Sieht soweit gut aus, nicht? 
Aber das Verzeichnis /mnt/backup ist leer. Und hier komm ich nicht weiter.

Die IP Adresse benutze ich, weil der Name backup nicht aufgelöst werden kann. 
Ich habe es auch mit -o username=igor, password=meinpwd, domain=arbeitsgruppe probiert, gleiches Ergebnis. Das hier hab ich auch gelesen.
Auf die NAS kann unter Windows ohne Benutzer/Pwd zugegriffen werden und eine Windows-Domäne gibt es nicht, nur eine Arbeitsgruppe und die heisst auch so.

Ich bitte um Hilfe!

Tschö,
Igor


----------



## Erik (10. März 2010)

Hallo,

ich habe zwar Ubuntu aber vielleicht läuft es ja gleich:
Bei mir habe ich das ganze wie hier gezeigt gemacht.
Kann sein dass du vergessen hast das Paket "smbfs" zu installieren?

Gruß
Erik


----------



## Igor1312 (11. März 2010)

Hi Erik,

schönen Dank für das ausführliche Tutorial, es hat mittelbar geholfen.
Ich bin insofern einen Schritt weiter gekommen, da das Mounten mit einer anderen Freigabe auf einem anderen Server problemlos klappt. Nur halt nicht mit den Ordnern auf der NAS. Ich habe also kein Samba Mount Problem, sondern eins mit krüppeliger Iomega Hardware.

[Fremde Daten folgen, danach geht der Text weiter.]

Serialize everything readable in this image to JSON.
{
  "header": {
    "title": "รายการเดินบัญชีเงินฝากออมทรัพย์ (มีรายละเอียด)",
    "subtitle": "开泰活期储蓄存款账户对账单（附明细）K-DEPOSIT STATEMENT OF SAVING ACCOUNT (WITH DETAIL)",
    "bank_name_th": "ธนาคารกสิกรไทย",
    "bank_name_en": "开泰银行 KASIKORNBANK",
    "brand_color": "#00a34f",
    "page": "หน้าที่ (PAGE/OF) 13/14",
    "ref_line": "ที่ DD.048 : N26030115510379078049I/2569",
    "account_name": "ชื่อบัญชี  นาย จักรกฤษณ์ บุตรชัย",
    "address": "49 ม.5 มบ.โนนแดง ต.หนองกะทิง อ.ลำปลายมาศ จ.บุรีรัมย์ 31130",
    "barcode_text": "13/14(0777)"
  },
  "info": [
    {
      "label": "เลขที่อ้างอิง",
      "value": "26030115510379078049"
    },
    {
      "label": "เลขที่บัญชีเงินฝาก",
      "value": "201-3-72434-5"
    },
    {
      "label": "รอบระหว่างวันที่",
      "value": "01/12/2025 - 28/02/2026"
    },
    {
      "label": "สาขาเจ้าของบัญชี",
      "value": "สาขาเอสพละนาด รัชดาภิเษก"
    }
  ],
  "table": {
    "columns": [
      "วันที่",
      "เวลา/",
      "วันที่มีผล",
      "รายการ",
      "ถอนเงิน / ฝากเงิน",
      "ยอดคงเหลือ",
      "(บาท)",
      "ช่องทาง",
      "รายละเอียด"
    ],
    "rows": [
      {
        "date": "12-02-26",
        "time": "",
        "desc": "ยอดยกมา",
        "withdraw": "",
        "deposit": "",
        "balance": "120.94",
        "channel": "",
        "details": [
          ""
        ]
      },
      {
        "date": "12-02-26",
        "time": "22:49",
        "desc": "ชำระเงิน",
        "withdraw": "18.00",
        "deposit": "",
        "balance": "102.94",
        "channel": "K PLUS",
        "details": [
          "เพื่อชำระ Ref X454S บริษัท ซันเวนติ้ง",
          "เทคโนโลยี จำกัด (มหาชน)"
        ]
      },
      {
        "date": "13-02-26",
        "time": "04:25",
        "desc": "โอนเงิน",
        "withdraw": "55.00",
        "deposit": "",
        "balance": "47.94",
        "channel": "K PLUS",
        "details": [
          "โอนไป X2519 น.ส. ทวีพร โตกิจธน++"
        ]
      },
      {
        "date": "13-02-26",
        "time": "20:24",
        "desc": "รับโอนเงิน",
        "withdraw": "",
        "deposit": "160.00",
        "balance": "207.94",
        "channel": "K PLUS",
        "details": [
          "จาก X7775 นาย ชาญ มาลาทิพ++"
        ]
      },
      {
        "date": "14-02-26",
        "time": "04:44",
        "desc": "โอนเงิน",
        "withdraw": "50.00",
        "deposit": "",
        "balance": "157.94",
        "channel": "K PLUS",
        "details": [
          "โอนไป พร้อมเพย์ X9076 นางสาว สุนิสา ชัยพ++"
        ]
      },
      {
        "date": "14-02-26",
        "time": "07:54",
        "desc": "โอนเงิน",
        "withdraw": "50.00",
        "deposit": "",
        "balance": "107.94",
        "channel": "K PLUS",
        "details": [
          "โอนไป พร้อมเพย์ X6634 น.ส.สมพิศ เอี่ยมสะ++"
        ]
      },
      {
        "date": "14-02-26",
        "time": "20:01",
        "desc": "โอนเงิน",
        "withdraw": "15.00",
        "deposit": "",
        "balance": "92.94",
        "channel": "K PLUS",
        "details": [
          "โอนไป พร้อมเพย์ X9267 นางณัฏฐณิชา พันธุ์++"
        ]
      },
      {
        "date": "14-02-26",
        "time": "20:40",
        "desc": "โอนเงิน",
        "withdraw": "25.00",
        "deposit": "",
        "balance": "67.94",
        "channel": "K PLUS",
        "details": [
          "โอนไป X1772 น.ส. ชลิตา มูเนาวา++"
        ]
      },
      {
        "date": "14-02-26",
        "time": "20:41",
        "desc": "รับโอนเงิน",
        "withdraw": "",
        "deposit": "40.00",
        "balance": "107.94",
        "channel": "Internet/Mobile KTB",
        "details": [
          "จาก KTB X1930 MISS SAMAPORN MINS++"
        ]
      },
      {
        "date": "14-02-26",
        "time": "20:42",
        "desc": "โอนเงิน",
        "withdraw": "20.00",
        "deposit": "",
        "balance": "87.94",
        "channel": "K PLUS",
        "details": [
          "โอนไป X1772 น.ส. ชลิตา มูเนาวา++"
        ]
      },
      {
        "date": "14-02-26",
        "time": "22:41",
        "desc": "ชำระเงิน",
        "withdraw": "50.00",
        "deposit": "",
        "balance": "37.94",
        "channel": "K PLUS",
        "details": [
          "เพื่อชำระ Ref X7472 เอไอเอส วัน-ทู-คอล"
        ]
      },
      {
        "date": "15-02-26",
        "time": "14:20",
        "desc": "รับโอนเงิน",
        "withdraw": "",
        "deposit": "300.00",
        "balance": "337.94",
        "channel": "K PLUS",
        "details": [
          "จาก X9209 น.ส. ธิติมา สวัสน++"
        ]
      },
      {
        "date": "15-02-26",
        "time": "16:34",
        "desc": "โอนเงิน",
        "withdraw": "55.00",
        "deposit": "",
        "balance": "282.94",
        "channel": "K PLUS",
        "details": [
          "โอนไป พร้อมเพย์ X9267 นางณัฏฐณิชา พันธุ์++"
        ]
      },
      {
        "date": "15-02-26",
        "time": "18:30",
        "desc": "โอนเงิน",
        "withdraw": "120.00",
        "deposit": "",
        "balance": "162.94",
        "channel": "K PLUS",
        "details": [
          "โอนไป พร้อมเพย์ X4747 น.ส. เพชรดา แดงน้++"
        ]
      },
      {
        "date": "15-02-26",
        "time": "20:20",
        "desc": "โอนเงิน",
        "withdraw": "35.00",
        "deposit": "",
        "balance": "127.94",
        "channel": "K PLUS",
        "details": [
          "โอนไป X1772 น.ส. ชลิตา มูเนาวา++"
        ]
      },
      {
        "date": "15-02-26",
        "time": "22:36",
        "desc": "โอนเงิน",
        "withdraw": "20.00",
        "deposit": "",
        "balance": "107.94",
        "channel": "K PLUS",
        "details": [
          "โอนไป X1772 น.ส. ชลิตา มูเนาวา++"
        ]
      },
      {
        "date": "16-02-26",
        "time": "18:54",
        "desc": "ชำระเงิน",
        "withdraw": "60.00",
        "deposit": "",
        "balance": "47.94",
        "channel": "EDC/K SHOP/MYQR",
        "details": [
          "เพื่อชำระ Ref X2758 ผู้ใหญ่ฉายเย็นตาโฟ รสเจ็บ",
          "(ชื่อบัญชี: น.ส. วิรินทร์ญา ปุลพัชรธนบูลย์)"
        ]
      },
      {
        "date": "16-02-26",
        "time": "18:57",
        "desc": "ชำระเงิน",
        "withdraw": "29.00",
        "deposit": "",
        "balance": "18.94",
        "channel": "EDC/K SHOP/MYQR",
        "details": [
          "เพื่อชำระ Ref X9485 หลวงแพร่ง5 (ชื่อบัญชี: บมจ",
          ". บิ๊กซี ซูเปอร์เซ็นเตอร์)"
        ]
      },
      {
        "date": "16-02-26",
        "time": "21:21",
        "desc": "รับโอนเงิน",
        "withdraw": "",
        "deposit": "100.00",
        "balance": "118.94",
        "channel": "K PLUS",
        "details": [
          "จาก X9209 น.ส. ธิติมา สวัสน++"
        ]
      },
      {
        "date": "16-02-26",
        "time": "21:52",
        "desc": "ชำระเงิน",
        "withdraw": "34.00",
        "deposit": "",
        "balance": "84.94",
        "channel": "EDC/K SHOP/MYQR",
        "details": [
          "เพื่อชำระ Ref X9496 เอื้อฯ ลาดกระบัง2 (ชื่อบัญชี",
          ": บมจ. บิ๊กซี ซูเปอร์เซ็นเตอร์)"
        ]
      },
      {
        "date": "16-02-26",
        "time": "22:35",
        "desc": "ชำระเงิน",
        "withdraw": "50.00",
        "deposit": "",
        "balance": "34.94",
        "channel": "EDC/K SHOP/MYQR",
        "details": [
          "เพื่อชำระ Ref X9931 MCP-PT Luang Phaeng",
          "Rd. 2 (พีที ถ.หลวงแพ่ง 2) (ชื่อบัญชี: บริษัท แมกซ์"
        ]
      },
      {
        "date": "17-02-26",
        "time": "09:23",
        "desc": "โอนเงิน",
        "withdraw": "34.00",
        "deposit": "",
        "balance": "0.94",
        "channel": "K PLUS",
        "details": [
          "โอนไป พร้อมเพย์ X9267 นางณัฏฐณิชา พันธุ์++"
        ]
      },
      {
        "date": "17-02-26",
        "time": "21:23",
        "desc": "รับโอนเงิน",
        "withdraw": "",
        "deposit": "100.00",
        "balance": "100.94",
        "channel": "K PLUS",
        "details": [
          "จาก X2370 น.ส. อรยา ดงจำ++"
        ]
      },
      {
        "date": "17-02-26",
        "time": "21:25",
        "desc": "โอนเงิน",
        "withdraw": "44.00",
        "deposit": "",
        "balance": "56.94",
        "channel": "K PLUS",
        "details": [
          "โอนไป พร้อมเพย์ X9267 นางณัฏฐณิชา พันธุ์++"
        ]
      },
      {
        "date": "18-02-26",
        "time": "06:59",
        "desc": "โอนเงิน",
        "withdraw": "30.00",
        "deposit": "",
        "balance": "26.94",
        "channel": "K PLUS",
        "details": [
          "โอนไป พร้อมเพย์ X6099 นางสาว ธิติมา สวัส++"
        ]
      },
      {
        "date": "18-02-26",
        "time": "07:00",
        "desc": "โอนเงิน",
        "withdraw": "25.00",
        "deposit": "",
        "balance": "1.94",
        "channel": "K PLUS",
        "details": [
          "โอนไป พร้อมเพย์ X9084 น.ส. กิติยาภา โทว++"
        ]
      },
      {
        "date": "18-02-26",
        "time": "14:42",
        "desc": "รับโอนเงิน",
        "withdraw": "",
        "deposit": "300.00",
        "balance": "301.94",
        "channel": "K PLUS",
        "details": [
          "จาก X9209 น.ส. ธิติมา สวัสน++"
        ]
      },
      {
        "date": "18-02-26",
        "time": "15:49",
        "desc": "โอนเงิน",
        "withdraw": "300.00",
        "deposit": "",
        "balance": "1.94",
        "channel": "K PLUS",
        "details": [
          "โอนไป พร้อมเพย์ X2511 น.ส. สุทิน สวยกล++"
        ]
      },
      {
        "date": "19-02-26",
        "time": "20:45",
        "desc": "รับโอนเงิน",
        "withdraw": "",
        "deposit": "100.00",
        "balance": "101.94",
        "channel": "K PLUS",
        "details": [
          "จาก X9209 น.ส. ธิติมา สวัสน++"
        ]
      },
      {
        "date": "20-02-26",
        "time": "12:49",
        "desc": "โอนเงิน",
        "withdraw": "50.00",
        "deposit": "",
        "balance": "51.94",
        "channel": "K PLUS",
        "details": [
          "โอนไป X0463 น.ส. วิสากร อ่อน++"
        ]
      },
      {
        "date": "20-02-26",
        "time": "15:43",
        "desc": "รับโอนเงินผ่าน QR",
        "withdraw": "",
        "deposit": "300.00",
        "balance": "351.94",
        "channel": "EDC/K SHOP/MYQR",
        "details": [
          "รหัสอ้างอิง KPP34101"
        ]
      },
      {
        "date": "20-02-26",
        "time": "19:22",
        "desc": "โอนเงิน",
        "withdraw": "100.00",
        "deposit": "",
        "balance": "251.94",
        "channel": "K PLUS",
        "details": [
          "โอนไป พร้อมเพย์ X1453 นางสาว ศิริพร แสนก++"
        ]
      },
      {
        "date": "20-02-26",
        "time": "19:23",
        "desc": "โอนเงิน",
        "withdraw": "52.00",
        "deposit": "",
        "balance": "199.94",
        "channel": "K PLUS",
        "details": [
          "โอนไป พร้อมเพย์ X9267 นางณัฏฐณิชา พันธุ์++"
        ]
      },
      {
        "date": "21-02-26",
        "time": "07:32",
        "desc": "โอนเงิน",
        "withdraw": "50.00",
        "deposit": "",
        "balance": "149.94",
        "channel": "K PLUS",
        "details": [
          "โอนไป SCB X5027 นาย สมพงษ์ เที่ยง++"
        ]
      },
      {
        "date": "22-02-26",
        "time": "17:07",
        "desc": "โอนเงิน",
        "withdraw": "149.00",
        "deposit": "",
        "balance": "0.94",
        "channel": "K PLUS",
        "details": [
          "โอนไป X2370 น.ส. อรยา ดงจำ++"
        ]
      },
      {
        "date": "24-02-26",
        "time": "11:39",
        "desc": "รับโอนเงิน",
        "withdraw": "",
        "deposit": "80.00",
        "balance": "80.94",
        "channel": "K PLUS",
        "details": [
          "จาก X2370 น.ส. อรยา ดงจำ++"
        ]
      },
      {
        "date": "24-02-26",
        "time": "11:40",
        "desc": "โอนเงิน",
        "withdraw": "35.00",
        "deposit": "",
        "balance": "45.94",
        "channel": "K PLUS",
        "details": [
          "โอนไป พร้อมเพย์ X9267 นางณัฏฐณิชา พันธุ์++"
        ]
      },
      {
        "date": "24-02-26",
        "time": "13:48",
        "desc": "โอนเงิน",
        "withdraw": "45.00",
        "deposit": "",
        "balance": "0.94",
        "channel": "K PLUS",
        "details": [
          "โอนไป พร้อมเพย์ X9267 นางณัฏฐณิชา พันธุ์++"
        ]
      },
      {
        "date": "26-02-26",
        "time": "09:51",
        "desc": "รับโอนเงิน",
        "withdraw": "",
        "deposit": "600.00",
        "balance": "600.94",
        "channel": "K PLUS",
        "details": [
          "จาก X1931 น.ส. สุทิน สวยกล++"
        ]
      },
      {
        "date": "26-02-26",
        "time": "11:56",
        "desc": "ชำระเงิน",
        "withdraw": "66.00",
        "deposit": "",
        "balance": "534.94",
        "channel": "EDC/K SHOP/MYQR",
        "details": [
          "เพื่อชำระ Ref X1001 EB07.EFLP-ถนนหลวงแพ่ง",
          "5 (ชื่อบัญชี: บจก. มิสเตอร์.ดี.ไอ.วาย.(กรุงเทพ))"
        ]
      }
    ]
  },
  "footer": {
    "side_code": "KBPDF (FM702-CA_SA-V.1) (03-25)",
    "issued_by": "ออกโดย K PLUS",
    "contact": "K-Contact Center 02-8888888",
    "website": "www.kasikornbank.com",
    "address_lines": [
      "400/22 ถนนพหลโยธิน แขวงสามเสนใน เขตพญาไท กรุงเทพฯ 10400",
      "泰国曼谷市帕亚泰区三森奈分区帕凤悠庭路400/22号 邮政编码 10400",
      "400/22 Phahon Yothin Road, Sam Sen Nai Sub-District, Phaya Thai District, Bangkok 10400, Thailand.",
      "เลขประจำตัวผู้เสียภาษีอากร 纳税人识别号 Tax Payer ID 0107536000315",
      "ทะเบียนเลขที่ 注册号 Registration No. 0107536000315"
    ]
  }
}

Kurios, wenn ich in einer Root-Shell irgendwas in den Mountpoint kopiere, wird es in der Root-Shell nicht angezeigt, aber im Dateimanager unter KDE (dort ist die Ressource ja mit smb://backup/igor sichtbar). Das Mounten hat also offensichtlich funktioniert, nur sieht Root keine Dateien!

Da kann man doch durchdrehen, oder?

Tschö,
Igor


----------